After parting ways with Cilic, Ivanisevic had stints with Tomas Berdych and Milos Raonic without the same level of success. A call from Djokovic ahead of the 2019 Wimbledon championship paved the way for one of tennis’ most rewarding alliances in recent times.

“He called me for a reason, he did not call me because we speak the same language,” Ivanisevic told Tennis Majors. “Novak and I share the same mentality. I have been through a lot of things Novak is going through on the court, so I am in a better position to understand certain things.”

How it’s going

Ivanisevic shared duties with Marian Vajda before becoming Djokovic’s sole coach. Working with one of the greatest players of all time (GOATs) has its perks. But it’s challenging. “To be honest, it is very stressful. People think my job with Novak is easy, but it is not. I give you my job for one week and you see if you are going to give me back my job or not,” Ivanisevic told Tennis.com.

“It is great to work with such a great athlete, but very demanding also. A final is not good enough. We only count victories. We only count Slams. That is huge stress. But I choose that. I love it. It pushes me to learn more and be a better coach and a better person. I really enjoy it.”

Ivanisevic has managed the remarkable feat of improving one of the best-formed games in tennis history. He has made a difference to the Serb’s serve, something other players, including the big-serving John Isner, have noted.

“Djokovic is a perfectionist, a genius who wants to improve every day,” Ivanisevic said. “There are situations where I feel that something in his game is perfect, but he does not. It is not about me, it is about him, but we need to find a balance, so that he does not go into the extreme — when something is perfect, you cannot improve it any further, you can only go backwards, at least that is how I see it. Many times we disagree, which is normal in a coach-player relationship, but we share the same goal — that he improves every day and that he is happy on the court. 

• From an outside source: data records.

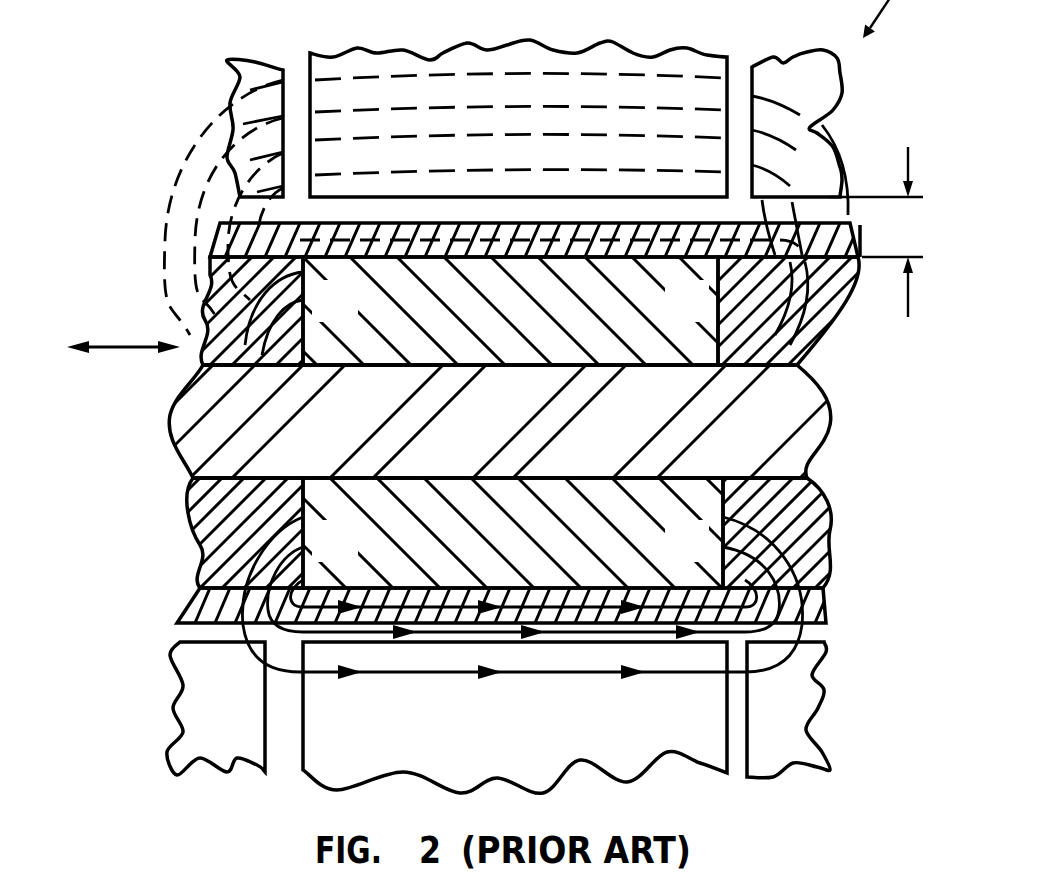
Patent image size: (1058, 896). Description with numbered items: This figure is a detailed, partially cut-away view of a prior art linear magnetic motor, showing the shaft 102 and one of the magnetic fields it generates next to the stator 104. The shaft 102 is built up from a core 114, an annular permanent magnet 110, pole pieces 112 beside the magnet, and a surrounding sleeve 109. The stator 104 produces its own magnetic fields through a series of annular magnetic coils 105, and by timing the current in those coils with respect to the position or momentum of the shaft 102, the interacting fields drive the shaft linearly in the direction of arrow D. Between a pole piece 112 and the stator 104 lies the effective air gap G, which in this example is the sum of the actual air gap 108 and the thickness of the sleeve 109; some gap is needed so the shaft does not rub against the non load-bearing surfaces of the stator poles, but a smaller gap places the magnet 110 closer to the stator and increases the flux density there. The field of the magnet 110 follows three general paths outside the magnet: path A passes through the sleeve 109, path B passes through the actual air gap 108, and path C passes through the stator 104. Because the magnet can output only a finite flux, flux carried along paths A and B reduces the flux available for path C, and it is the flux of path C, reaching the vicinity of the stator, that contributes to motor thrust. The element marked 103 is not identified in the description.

The shaft 102 is at (854, 424).
The gap between pole and layer 103 is at (860, 206).
The stator 104 is at (867, 118).
The annular magnetic coils 105 is at (712, 53).
The actual air gap 108 is at (160, 633).
The sleeve 109 is at (220, 230).
The permanent magnet 110 is at (313, 366).
The pole pieces 112 is at (193, 312).
The core 114 is at (770, 412).
The path A is at (462, 627).
The path B is at (590, 650).
The path C is at (680, 677).
The arrow D is at (123, 359).
The effective air gap G is at (906, 232).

“Sometimes we disagree about the serve, for example. The serve is the hardest shot in tennis — if you think about too many things, it just can’t work. You need to focus on one thing, two at best, and then every aspect of the serve — and there are five or six of them — will come together. He wants it to be perfect, but it is impossible. If he misses by a small margin, he wonders, ‘Why?’, but it happens; I had the best serve in the world and still had bad days.

“But all right, that is just who he is, it needs to be perfect for him, that he feels it. In these three years, I have learned a lot from Novak and I have improved tremendously as a coach.”